The island country finally opened its borders to travellers as the pandemic crippled its billion-dollar tourism industry
Last week, on Friday, Cuba received its first planeload of tourists since the country went into lockdown due to the pandemic.
The island opened its borders after months as part of its gradual return to a new normal. The import-dependent country had been forced into a financial crisis due to tough US sanctions and then the COVID-19 outbreak.
The arrival of travellers is looked upon as a hopeful sign for the country which had laid-off tens of thousands of leisure industry employees, and shut down small businesses in the tourism sector.
It is hoped that the tourists who landed midday in an Air Canada plane at the Cayo-Coco airport on the northcentral coast will be the first of many.
According to Air Canada Vacations, bi-weekly flight services will be set up beginning next month. Cuba had closed all its airports like havana airport Jose Marti and varadero airport in March due to the pandemic. Currently, only a few hotels in isolated areas like Cayo-Coco have been opened following international sanitary regulations. There is no indication when Havana and other major cities might allow foreign travellers.
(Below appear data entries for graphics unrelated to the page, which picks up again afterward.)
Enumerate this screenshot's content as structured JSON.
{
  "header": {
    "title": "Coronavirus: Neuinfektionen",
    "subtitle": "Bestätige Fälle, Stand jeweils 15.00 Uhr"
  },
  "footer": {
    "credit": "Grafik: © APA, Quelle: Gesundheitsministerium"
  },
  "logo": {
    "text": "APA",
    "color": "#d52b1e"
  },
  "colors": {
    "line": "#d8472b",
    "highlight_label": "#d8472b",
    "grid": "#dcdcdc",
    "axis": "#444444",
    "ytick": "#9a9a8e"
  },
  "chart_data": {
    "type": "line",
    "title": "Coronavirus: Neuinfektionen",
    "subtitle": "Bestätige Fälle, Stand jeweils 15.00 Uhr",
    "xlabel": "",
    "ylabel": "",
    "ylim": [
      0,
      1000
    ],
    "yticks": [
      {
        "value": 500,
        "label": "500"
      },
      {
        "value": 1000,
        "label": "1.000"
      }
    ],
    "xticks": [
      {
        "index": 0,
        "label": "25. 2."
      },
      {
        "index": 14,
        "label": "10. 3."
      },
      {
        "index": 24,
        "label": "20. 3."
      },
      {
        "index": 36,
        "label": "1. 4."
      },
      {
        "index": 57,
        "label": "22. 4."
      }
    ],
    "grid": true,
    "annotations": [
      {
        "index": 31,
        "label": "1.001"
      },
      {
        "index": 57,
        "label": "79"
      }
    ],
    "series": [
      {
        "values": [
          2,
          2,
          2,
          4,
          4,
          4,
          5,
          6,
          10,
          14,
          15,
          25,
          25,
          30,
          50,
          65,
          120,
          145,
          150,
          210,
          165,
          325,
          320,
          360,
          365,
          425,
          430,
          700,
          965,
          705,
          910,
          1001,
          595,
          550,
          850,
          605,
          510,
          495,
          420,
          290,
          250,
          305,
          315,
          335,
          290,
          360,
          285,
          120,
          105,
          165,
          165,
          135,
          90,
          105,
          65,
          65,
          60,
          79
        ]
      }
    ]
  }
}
The US has a ban in place restricting residents from making tourist trips to Cuba as part of its decades-old trade embargo, but US citizens travel to the Caribbean island for education and other purposes. Canada is Cuba’s biggest tourist provider, accounting for 1.1 million of the 4.2 million arrivals in 2019. The revenue generated from tourism amounted to $2.6 billion last year.
Cuba has reported nearly 4,300 COVID-19 cases to date and 100 deaths. While the government managed to control the pandemic in most parts of the country, a new outbreak in Havana, along with lesser outbreaks in a few other provinces stands as an issue.